1. Exploring loss functions

1.1. Fitting a voxel grid (5 points)

Ground Truth	Fit Result

1.2. Fitting a point cloud (5 points)

Ground Truth	Fit Result

1.3. Fitting a mesh (5 points)

Ground Truth	Fit Result

2. Reconstructing 3D from single view

Q2.1 Image to Voxel Grid

Input Image	Ground Truth	Prediction

2.2. Image to point cloud (20 points)

Input Image	Ground Truth	Prediction

2.3. Image to mesh (20 points)

Input Image	Ground Truth	Prediction

2.4. Quantitative comparisions (10 points)

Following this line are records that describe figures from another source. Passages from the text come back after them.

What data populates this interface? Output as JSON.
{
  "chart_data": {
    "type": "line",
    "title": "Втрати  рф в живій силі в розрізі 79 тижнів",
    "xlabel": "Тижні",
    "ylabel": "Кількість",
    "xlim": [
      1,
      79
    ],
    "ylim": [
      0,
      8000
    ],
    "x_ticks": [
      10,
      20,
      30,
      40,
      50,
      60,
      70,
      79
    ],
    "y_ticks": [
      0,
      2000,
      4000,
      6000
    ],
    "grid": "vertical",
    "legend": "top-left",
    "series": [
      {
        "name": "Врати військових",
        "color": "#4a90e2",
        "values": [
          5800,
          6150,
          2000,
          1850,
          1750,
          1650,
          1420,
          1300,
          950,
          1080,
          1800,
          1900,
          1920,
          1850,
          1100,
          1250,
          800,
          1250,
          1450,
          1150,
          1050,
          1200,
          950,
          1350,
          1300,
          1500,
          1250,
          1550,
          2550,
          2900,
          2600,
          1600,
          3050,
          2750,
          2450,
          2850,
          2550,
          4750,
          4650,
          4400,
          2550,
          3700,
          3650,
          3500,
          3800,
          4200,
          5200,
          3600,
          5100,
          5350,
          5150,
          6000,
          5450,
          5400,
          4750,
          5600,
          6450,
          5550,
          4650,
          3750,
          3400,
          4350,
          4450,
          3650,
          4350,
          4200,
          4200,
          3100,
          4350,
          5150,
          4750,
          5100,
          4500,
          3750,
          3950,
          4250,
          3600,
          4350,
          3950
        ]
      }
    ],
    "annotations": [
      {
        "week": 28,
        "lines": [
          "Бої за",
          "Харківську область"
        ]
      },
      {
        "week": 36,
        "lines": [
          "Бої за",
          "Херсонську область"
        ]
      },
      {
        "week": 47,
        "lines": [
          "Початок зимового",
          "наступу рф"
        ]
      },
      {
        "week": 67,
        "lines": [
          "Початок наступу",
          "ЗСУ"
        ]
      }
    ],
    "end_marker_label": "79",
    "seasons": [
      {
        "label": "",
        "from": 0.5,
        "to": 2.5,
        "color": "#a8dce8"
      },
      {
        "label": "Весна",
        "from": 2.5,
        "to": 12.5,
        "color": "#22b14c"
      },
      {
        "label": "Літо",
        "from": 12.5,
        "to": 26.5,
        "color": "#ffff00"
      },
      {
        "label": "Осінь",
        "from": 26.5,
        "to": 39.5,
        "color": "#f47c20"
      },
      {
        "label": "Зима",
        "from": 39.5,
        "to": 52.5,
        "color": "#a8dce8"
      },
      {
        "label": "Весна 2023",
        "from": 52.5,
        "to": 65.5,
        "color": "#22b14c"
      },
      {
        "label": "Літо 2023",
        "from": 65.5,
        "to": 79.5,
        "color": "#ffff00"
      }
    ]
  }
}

Voxel - Avg F1@ 0.05 = 73.681	Point Cloud - Avg F1@ 0.05 = 78.512	Mesh - Avg F1@ 0.05 = 73.060

The F1-score curves show that the Point Cloud method outperforms both Voxel and Mesh representations across all thresholds, achieving the highest average F1@0.05 score of 78.512. This suggests that point cloud-based reconstructions can better learn fine details, while voxel and mesh methods likely show lower accuracy due to discretization and surface approximation respectively.

2.5. Analyse effects of hyperparams variations (10 points)

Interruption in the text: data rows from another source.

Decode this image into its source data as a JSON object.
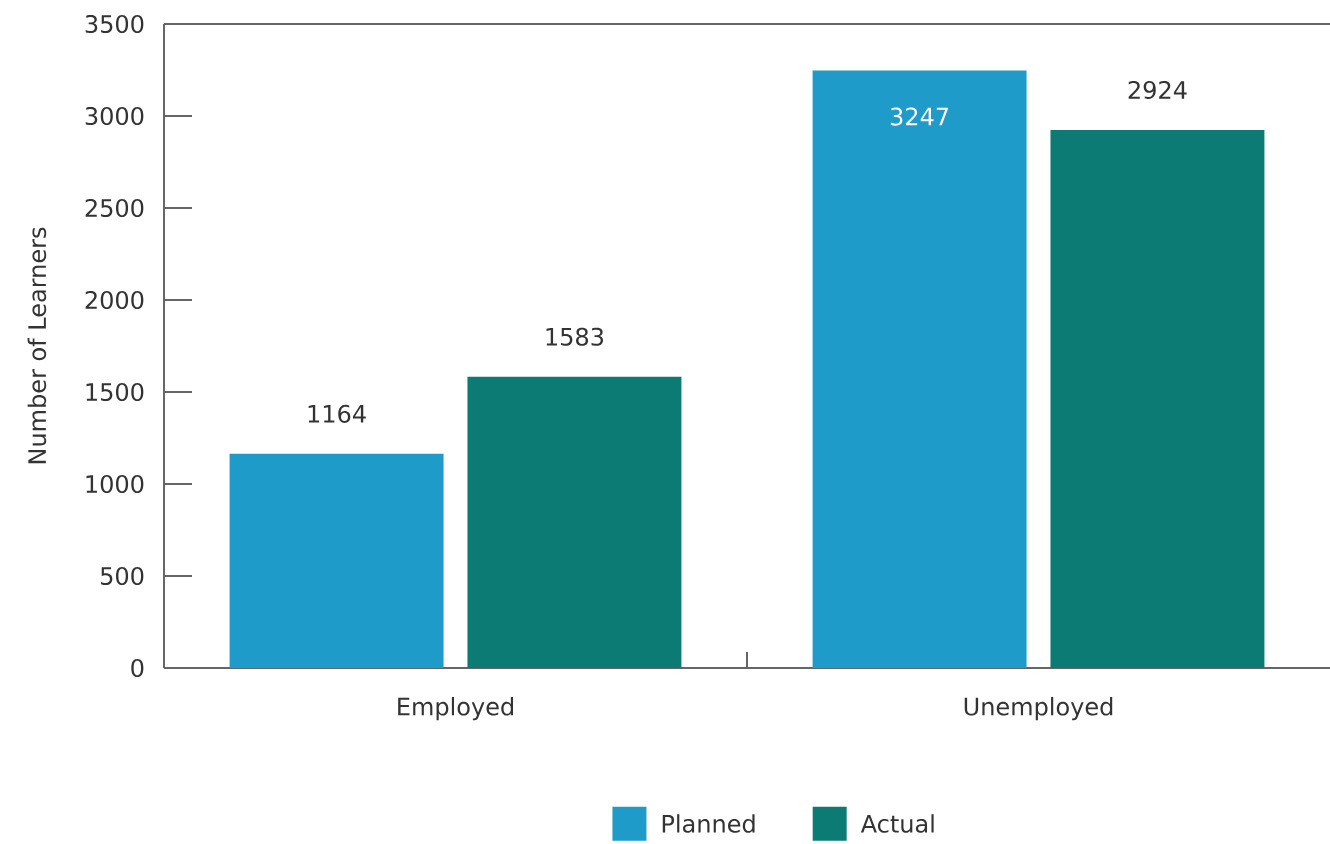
{
  "chart_data": {
    "type": "bar",
    "categories": [
      "Employed",
      "Unemployed"
    ],
    "series": [
      {
        "name": "Planned",
        "color": "#1e9bc8",
        "values": [
          1164,
          3247
        ]
      },
      {
        "name": "Actual",
        "color": "#0c7b74",
        "values": [
          1583,
          2924
        ]
      }
    ],
    "ylabel": "Number of Learners",
    "ylim": [
      0,
      3500
    ],
    "yticks": [
      0,
      500,
      1000,
      1500,
      2000,
      2500,
      3000,
      3500
    ],
    "data_labels": true,
    "legend": "bottom"
  }
}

Hyperparameter Tuned: n_points: 300 points, 1000 points and 3000 points.

Quantitative Results

n_points	F1 Score @ 0.05
300	65.363
1000	78.542
3000	85.655

Qualitative Results

Input Image	Ground Truth - 3000 Points	Prediction - 300 Points	Prediction - 1000 Points	Prediction - 3000 Points

Increasing the n_points hyperparameter significantly improves performance. As the number of points increases from 300 to 3000, the F1 Score @ 0.05 rises from 65.36 to 85.65, indicating better precision and recall in predictions. Qualitatively, predictions with higher n_points more closely match the ground truth, showing finer boundaries and fewer artifacts.

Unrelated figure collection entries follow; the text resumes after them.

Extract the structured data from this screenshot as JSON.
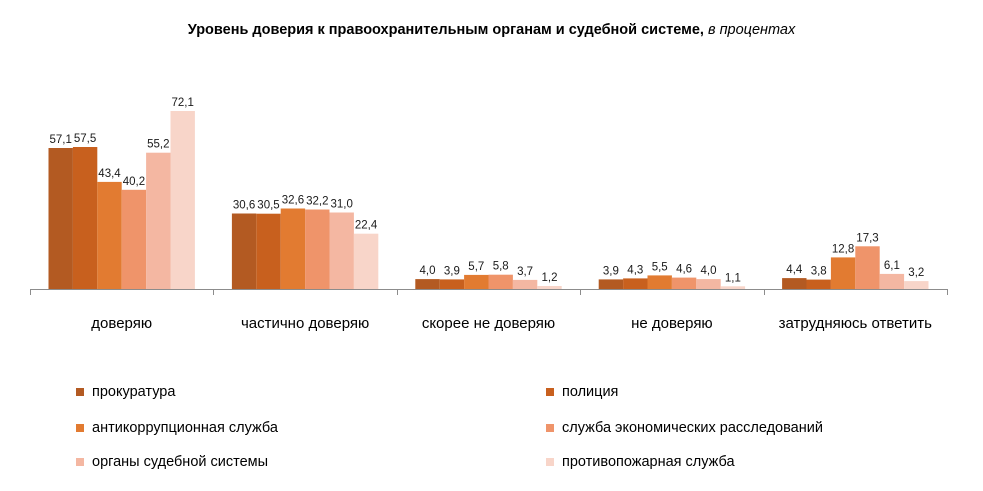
{
  "chart_data": {
    "type": "bar",
    "title": "Уровень доверия к правоохранительным органам и судебной системе,",
    "subtitle": "в процентах",
    "categories": [
      "доверяю",
      "частично доверяю",
      "скорее не доверяю",
      "не доверяю",
      "затрудняюсь ответить"
    ],
    "series": [
      {
        "name": "прокуратура",
        "color": "#b35a22",
        "values": [
          57.1,
          30.6,
          4.0,
          3.9,
          4.4
        ],
        "labels": [
          "57,1",
          "30,6",
          "4,0",
          "3,9",
          "4,4"
        ]
      },
      {
        "name": "полиция",
        "color": "#c8601e",
        "values": [
          57.5,
          30.5,
          3.9,
          4.3,
          3.8
        ],
        "labels": [
          "57,5",
          "30,5",
          "3,9",
          "4,3",
          "3,8"
        ]
      },
      {
        "name": "антикоррупционная служба",
        "color": "#e27b31",
        "values": [
          43.4,
          32.6,
          5.7,
          5.5,
          12.8
        ],
        "labels": [
          "43,4",
          "32,6",
          "5,7",
          "5,5",
          "12,8"
        ]
      },
      {
        "name": "служба экономических расследований",
        "color": "#ef946a",
        "values": [
          40.2,
          32.2,
          5.8,
          4.6,
          17.3
        ],
        "labels": [
          "40,2",
          "32,2",
          "5,8",
          "4,6",
          "17,3"
        ]
      },
      {
        "name": "органы судебной системы",
        "color": "#f4b7a2",
        "values": [
          55.2,
          31.0,
          3.7,
          4.0,
          6.1
        ],
        "labels": [
          "55,2",
          "31,0",
          "3,7",
          "4,0",
          "6,1"
        ]
      },
      {
        "name": "противопожарная служба",
        "color": "#f8d5c9",
        "values": [
          72.1,
          22.4,
          1.2,
          1.1,
          3.2
        ],
        "labels": [
          "72,1",
          "22,4",
          "1,2",
          "1,1",
          "3,2"
        ]
      }
    ],
    "ylim": [
      0,
      80
    ],
    "grid": false,
    "legend": "bottom, two columns"
  }
}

2.6. Interpret your model (15 points)

I wanted to see how robust my model was to noise. So I added different amounts of gaussian noise to see how it effects results.

Quantitative Results

Noise Standard Deviation	F1 Score @ 0.05
No noise	78.542
0.05	71.396
0.1	67.886
0.2	64.101

Qualitative Results

0.05 noise_std Image	0.05 noise_std Prediction	0.1 noise_std Image	0.1 noise_std Prediction	0.2 noise_std Image	0.2 noise_std Prediction	GT Point Cloud

The model’s performance degrades as Gaussian noise increases, with the F1 score dropping from 78.542 (no noise) to 64.101 at 0.2 noise standard deviation, indicating reduced robustness to noise. Qualitatively, the object boundaries—particularly visible in features like the legs of the chair—become noticeably blurrier and less distinct as noise increases.

3. Exploring other architectures / datasets. (Choose at least one! More than one is extra credit)

3.3 Extended dataset for training (10 points)

Quantitative Results

3 Classes - Avg F1@ 0.05 = 87.304 (Airplane, Car, Chair)	Single Class - Avg F1@ 0.05 = 78.512 (Chair)

Qualitative Results

Qualitative results of the Image to point cloud model trained on multiple classes:

Input Image	Ground Truth	Prediction

Training on multiple classes improves performance, as shown by the higher average F1 score (87.30 vs. 78.51). Additionally, models trained on three classes produce more structurally consistent and diverse 3D outputs, suggesting better generalization and shape understanding. So we see that our model has sufficient capacity to learn from muliple data classes at the same time.